Reported perceptions, experiences of working relationships, teamwork
Notes for Content:
The tool focuses on the decision to transfer a patient out of the ICU, and the extent to which this decision is made collaboratively between nurses and physicians. The tool contains six items targeting separate aspects of nurse-physician collaboration, and one global item measuring collaboration, all for a particular patient. There are also two items measuring satisfaction with the decision making process for the patient and the final decision for the patient.
The tool content has applicability for all ICUs (e.g., medical, cardiac, surgical critical care, neonatal) and a wide range of professionals affected by, if not involved with patient decisions: anesthesia, oncology, mental health, rehab, neurology, infectious disease, emergency departments, and community health providers. In subsequent uses, the instrument as been used to assess unit-level and team-level decision making.
9 items; no time length specified
7-point likert-type scale ranging from Strongly disagree (1) to Strongly agree (7) for individual collaboration items, No Collaboration (1) to Complete Collaboration (7) for global collaboration item, and Not Satisfied (1) to Very Satisfied (7) for satisfaction items.
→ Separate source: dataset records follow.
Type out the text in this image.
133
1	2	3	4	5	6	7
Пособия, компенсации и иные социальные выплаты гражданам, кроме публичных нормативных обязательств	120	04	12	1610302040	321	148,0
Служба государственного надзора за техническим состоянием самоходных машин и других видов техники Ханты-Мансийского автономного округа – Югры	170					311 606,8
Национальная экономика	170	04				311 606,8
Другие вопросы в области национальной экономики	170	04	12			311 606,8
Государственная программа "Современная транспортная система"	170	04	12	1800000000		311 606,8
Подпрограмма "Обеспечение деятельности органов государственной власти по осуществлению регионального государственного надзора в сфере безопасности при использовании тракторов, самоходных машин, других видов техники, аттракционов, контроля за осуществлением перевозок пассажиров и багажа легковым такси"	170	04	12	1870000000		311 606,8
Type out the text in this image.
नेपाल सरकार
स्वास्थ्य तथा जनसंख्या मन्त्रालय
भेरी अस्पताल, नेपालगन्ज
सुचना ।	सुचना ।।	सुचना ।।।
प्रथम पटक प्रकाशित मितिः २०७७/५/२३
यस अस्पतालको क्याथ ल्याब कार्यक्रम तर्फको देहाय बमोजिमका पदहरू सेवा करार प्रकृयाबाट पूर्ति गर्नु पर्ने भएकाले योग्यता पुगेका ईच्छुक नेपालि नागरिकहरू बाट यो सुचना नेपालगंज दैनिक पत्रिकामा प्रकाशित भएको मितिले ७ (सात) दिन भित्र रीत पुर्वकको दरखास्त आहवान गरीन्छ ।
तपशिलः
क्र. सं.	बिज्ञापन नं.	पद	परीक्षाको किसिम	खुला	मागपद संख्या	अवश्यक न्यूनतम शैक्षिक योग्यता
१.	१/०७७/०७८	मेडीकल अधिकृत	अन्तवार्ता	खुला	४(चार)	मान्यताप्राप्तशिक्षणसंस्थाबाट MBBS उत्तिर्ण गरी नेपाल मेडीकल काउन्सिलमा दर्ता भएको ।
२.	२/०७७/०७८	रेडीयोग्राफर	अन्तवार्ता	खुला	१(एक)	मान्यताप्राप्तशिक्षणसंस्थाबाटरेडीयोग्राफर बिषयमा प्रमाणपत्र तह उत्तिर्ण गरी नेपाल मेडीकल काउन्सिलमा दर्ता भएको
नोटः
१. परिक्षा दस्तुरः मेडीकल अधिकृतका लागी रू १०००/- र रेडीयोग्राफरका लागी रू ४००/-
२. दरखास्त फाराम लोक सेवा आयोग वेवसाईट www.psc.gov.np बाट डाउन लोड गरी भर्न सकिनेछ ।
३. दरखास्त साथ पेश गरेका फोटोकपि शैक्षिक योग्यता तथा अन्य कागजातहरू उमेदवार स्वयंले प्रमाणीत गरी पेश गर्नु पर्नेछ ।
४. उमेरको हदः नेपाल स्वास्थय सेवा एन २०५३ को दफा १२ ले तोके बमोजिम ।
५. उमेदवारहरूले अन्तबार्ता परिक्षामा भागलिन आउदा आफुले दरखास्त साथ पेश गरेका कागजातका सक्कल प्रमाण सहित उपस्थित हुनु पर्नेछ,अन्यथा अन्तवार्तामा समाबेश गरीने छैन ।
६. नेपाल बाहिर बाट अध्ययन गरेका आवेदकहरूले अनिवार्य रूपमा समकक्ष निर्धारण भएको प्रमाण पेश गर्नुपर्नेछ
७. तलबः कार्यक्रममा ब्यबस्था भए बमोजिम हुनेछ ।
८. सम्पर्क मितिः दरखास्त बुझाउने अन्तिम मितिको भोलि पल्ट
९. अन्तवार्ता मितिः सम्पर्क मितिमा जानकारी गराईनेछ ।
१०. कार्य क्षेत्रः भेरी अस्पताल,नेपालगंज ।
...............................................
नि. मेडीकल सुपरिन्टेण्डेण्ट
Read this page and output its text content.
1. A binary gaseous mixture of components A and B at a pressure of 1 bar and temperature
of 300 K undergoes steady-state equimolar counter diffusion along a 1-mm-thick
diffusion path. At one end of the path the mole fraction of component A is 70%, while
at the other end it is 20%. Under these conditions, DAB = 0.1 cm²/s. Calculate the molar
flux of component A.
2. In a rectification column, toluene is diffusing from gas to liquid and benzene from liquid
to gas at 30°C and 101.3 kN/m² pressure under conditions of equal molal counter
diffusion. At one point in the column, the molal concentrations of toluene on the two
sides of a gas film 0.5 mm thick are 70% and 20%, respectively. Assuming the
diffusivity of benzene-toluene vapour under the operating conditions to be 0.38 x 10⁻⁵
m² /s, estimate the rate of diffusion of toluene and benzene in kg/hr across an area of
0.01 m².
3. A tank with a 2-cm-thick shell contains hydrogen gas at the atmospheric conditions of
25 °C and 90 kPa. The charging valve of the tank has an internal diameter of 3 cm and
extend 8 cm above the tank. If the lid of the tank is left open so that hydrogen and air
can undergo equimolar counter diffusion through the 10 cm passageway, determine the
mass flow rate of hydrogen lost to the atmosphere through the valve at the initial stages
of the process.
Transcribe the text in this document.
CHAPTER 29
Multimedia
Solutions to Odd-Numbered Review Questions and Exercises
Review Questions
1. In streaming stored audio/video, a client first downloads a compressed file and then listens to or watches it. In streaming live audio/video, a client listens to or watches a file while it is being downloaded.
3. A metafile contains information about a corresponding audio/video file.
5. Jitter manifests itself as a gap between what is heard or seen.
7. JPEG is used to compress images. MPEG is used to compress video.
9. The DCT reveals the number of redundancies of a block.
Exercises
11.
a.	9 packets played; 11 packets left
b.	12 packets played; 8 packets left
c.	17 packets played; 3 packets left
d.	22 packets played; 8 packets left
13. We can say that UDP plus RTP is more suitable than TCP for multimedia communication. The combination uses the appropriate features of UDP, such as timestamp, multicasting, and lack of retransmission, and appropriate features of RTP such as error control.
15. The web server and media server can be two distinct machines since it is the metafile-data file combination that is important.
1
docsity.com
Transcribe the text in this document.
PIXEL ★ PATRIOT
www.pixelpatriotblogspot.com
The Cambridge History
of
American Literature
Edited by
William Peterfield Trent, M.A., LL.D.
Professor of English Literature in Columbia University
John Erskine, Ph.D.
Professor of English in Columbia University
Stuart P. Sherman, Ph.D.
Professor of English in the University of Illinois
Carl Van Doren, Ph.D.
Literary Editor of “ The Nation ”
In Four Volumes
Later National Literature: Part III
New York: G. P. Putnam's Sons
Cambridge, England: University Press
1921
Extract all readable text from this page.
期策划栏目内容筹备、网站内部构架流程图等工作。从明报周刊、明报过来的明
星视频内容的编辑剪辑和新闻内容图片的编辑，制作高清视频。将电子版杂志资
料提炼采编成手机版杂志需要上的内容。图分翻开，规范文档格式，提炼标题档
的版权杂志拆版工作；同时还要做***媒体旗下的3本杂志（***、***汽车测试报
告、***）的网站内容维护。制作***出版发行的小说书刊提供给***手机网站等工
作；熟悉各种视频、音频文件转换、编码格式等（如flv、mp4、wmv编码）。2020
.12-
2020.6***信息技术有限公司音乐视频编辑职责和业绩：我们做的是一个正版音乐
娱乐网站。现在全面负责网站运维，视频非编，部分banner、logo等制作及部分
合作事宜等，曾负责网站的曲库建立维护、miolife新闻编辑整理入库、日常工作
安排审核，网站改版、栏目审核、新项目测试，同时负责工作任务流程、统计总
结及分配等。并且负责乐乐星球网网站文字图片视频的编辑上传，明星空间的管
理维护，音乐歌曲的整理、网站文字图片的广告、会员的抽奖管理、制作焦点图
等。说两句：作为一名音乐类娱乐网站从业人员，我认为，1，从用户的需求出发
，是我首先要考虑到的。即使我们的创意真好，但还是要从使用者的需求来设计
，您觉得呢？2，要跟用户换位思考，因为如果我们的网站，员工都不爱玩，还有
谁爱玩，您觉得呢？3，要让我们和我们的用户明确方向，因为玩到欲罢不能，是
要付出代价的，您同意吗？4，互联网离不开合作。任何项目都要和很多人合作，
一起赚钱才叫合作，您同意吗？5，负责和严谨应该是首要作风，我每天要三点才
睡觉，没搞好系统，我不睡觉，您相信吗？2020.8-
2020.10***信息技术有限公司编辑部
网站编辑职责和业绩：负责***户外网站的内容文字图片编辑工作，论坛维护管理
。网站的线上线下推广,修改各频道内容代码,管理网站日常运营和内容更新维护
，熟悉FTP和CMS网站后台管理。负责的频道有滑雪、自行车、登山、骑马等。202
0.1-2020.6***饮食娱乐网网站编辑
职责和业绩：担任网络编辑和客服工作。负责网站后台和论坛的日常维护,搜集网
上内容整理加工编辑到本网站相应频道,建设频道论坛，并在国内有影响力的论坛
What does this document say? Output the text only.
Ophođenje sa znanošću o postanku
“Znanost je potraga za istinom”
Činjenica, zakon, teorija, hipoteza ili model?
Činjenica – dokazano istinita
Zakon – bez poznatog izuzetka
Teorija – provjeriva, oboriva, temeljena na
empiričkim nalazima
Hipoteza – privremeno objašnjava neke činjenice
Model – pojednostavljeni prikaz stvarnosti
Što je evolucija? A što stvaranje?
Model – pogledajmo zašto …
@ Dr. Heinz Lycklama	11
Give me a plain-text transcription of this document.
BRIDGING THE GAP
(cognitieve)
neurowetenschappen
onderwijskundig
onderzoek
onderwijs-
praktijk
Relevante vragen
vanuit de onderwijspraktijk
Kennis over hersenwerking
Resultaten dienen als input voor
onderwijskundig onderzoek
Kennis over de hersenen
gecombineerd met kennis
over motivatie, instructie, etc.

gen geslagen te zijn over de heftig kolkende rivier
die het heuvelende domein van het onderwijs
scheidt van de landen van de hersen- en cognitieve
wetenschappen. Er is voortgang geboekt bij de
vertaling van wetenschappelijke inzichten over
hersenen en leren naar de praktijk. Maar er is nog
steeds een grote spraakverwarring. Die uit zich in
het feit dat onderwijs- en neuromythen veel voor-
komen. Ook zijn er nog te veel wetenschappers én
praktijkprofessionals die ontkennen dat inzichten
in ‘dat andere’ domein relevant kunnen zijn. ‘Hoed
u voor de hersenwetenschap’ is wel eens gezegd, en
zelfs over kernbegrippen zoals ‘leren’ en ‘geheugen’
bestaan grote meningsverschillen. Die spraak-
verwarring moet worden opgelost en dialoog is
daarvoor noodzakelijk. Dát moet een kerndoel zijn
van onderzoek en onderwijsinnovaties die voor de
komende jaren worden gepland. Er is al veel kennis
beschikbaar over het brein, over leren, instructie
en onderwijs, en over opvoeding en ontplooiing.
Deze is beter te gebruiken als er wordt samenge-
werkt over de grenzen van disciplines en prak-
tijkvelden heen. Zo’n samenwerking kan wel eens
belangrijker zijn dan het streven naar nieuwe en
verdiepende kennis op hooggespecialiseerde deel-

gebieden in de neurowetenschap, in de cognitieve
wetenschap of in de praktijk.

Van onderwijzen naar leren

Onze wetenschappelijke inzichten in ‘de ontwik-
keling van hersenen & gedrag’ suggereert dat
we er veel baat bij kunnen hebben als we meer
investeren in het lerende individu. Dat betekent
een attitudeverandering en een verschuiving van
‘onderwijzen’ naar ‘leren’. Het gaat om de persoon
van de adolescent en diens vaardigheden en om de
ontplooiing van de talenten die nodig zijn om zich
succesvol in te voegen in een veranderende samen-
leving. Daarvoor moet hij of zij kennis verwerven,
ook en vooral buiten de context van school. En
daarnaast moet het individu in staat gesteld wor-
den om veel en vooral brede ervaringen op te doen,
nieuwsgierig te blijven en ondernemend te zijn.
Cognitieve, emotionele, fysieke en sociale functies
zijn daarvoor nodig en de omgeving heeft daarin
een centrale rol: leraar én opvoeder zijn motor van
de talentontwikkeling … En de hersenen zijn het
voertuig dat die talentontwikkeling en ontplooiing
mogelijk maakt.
In the 1994 study, nurses filled out paper surveys and returned the surveys to a labelled box in the breakroom. Residents filled out a paper survey and mailed it back to the researchers.
The six individual collaboration items are averaged to form a collaboration score. The global item score is used separately as are the two satisfaction item scores.
Copyrighted (needs permission of author)
Notes on Access:
Although the items can be found in the article, the author requests that interested colleagues contact her for permission to use the CSACD. She is happy to provide permission as long as users agree to four things: (1) to share their results with her, (2) to cite her appropriately if they publish, (3) to not publish the instrument, and (4) to check with her before modifying the tool. In exchange for this agreement, the author will send you three versions of the instrument and a reference list.